Pros and cons of process mining, process modeling and process mapping
Process mining makes a science out of business process management — but certain prerequisites must be met before it can be applied:
- Pro: Process mining extracts the data from IT system event logs and renders it practical and usable for enterprise teams.
- Pro: Process-mining algorithms can make existing process models more accurate and generate hypothetical models of what would happen if a process were changed.
- Pro: Process mining provides a data-driven view of actually existing workflows and their outcomes, supplying the enterprise with more objective business intelligence to guide resource allocation, automation initiatives, workflow optimization and other key business decisions.
- Con: Organizations need to use specialized tools to deploy process mining because the method relies on advanced data-mining algorithms. That said, employees don’t necessarily need data science backgrounds to conduct process mining, as most process-mining tools automate the application of algorithms and the generation of models.
Process modeling is useful for furnishing enterprises with more objective views of the workflows that power their operations. However, there are some types of data these models cannot capture:
- Pro: Process models offer objectively accurate representations of processes, removing human error and digging beyond assumptions to uncover what workflows look like in practice.
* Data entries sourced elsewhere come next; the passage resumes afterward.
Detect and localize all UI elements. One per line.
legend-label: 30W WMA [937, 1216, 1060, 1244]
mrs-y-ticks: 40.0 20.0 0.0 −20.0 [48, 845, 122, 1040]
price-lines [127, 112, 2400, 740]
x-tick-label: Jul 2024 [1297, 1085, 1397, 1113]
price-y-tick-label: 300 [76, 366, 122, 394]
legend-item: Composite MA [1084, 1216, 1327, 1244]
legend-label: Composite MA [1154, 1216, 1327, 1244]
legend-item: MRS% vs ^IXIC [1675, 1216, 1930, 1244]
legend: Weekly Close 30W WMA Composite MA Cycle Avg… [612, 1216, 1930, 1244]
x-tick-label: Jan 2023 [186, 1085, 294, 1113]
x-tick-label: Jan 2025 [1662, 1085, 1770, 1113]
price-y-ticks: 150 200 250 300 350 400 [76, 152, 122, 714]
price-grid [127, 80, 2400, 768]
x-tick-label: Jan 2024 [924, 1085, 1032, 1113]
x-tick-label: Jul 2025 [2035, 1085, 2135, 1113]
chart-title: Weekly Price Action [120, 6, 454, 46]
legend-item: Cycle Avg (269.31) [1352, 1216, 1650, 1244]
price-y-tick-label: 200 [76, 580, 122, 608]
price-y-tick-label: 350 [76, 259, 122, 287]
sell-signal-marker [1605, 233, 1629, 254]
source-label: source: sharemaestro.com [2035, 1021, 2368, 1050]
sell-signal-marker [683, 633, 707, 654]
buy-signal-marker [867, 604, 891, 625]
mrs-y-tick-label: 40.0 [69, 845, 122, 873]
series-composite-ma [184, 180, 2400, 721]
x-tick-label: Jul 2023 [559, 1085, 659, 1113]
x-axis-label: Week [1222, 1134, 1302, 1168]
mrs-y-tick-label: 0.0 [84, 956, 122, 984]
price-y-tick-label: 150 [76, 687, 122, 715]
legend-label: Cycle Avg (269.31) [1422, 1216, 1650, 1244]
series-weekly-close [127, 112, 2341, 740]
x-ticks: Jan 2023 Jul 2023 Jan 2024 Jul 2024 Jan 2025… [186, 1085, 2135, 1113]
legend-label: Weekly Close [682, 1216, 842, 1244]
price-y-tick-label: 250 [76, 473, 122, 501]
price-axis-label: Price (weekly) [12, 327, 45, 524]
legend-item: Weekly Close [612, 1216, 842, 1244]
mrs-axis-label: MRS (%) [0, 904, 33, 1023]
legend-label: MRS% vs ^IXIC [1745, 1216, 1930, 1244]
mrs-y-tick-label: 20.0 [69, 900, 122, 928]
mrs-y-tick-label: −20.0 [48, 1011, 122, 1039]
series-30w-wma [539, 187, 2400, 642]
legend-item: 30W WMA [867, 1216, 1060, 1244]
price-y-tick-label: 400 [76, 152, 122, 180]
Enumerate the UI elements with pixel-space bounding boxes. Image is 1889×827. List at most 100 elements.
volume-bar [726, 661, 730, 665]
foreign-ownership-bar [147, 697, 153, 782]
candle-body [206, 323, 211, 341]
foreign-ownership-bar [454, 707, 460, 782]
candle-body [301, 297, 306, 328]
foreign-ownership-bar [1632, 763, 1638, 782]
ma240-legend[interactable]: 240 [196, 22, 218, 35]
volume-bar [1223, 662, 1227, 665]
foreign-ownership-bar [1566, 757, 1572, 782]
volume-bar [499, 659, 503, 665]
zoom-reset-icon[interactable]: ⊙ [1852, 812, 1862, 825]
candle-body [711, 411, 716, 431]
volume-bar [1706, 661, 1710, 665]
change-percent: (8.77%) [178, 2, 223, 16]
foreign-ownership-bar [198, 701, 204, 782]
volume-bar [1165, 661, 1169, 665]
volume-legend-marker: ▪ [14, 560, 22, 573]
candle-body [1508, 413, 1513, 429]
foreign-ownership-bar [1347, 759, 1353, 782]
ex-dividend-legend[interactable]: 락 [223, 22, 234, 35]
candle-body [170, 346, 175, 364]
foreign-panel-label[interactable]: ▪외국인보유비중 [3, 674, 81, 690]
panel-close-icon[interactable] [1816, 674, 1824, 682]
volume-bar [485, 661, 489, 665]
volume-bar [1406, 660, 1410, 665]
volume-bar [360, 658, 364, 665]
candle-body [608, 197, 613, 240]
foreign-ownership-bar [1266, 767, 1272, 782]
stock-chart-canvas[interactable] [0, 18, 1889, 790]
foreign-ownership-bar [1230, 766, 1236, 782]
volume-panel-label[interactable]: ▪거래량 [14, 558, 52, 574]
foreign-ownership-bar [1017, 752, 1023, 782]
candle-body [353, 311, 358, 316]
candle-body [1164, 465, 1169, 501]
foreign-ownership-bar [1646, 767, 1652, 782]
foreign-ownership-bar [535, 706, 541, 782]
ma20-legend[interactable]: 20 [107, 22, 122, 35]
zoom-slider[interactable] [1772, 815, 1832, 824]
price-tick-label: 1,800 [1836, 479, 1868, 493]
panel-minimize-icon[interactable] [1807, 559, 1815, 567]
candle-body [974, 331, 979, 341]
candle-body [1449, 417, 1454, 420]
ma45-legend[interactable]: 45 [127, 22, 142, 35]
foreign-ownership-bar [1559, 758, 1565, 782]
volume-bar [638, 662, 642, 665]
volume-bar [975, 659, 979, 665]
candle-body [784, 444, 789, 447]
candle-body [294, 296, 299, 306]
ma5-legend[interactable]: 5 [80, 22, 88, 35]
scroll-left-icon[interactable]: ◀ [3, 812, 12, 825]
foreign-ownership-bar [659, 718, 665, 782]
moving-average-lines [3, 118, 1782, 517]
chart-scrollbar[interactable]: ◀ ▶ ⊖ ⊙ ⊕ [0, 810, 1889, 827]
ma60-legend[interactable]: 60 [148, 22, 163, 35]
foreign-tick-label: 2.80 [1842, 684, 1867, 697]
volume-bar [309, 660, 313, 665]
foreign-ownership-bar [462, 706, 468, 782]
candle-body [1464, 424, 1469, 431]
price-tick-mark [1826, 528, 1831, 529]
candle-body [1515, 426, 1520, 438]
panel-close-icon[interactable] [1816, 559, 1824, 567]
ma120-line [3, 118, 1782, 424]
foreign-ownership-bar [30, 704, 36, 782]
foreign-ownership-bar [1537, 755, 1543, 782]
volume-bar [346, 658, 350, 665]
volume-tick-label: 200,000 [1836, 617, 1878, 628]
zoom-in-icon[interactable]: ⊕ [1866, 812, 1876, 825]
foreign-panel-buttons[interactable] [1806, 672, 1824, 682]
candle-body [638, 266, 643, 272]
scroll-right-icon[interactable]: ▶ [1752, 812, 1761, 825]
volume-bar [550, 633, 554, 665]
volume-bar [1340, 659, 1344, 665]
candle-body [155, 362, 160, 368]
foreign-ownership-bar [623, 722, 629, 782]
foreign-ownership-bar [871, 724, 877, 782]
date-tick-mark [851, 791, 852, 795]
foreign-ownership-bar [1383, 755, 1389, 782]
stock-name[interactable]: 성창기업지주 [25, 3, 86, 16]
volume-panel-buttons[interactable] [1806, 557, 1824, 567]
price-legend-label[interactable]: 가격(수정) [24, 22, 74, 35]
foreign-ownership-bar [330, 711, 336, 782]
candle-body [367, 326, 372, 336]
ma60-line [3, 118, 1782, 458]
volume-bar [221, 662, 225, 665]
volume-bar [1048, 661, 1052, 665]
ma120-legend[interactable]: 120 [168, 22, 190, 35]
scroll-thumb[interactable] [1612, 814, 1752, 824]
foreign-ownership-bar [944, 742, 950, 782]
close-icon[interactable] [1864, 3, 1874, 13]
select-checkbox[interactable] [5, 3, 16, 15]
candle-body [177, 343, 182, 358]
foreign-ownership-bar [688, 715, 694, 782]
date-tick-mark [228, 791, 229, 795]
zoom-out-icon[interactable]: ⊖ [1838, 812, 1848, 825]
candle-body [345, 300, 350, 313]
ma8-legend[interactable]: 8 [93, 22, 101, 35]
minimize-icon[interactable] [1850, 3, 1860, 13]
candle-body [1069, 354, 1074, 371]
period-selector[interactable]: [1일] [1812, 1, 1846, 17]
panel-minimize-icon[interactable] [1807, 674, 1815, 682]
- Pro: Process models visually depict quantitative process data like time, success rates, error rates and objectively measurable outcomes, allowing for a more informed analysis of business processes and business logic. Without a process model, teams are limited to discussing workflows in qualitative terms that do not necessarily reflect reality.
- Pro: Process models make disseminating and discussing processes easier by transforming abstract workflows into concrete s.
- Con: Process models cannot capture qualitative data about how employees experience workflows in the real world; they can only reflect data recorded in an event log.
Process mapping is a fast and flexible way to generate broad overviews of processes, but maps can sometimes be inaccurate because they rely on qualitative reports from employees:
- Pro: Process maps can capture qualitative data about how workflows manifest in real-world employee activities and interactions.
- Pro: Process maps don’t require much in the way of specialized tools, and they can be produced relatively quickly and easily.
- Con: Because process maps are based on employee workshops and interviews, they are less objective than process models and may contain flawed, incomplete or inaccurate information.
Business Process Map and Process Model
What is the difference between process modeling and process mapping?
Ultimately, process modeling is a more dynamic, agile approach that puts the processes in the context of the entire organization, which supports process lifecycles and continuous improvement. Process modeling is more focused on analysis and optimization of processes, whereas process mapping is about understanding the current state.
What is the difference between process modeling and process modeling?
It focuses more on diagramming existing processes as a point of reference, whereas process modeling is used as part of process simulation and process optimization. What is process modeling? Process modeling is the graphical representation of business processes or workflows in detail and in the context of business operations.
What is process mining & process mapping?
Process mining, process modeling and process mapping are distinct, but related, methods of visualizing and analyzing business processes. Every business is, ultimately, a collection of business processes.
What is process mapping?
Process mapping is the process of drawing out all the steps and tasks involved in a business process, to create a process map, also known as a workflow diagram, which visually describes what happens, step-by-step.